Signal delivery speed is considered one of the key factors in realizing Autonomous Driving vehicles. Ng offered this analogy for Ethernet's role: "Imagine you're riding a bicycle and a ball rolls in. Your eyes spot the ball and send this information to your brain. The brain, upon receiving the signal, decides to stop. It sends the command 'grab the brake' through the nerves, and your hands and feet execute it. TI's sensing, networking, and processing technologies implement this sequence in Autonomous Driving vehicles."
TI's Ethernet supports synchronization at the nanosecond level (one-billionth of a second). It boosts performance by embedding a media access controller (MAC, which manages data transmission order and collisions) into a serial peripheral interface (SPI, a communication method for sending and receiving data between chips). "The moment the radar detects an obstacle, that information is immediately delivered to the central chip (TDA5), enabling the vehicle to respond in real time," Ng said.
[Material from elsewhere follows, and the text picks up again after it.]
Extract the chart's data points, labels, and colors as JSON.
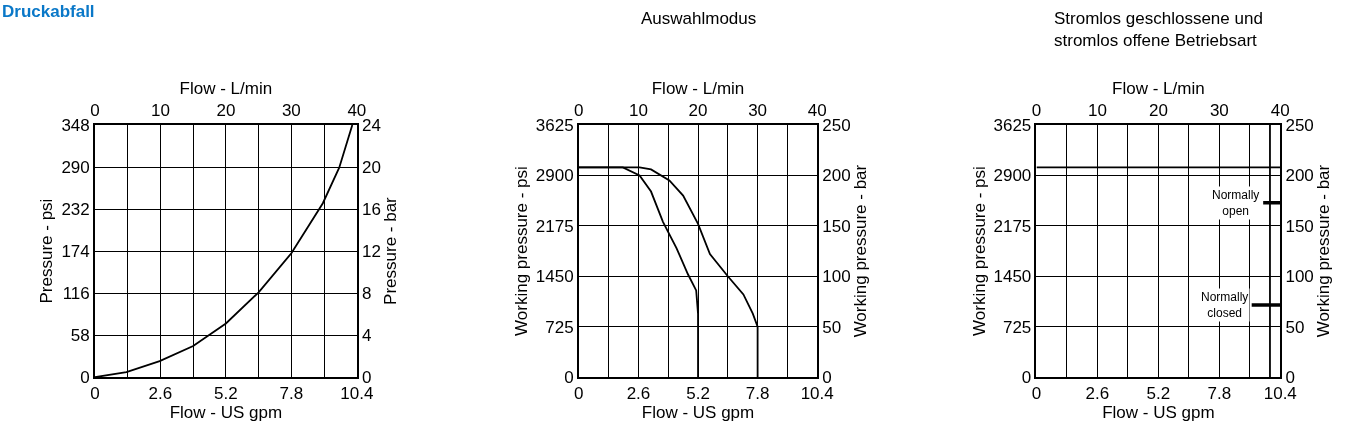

Ng said the TDA5 family has been launched in several markets, including Korea, and is gradually spreading. "TI's solutions are designed for deployment in the global market, including Korea," he said. "Korea is an important market for TI, and we are doing our best to support Korean customers developing next-generation Autonomous Driving technology."
"TI's core value is the passion to make the world better by providing electronic products at reasonable prices through semiconductors," he said. "That passion is fully reflected in the TDA5 family, which, despite its high technical reliability, offers low prices while reducing power consumption."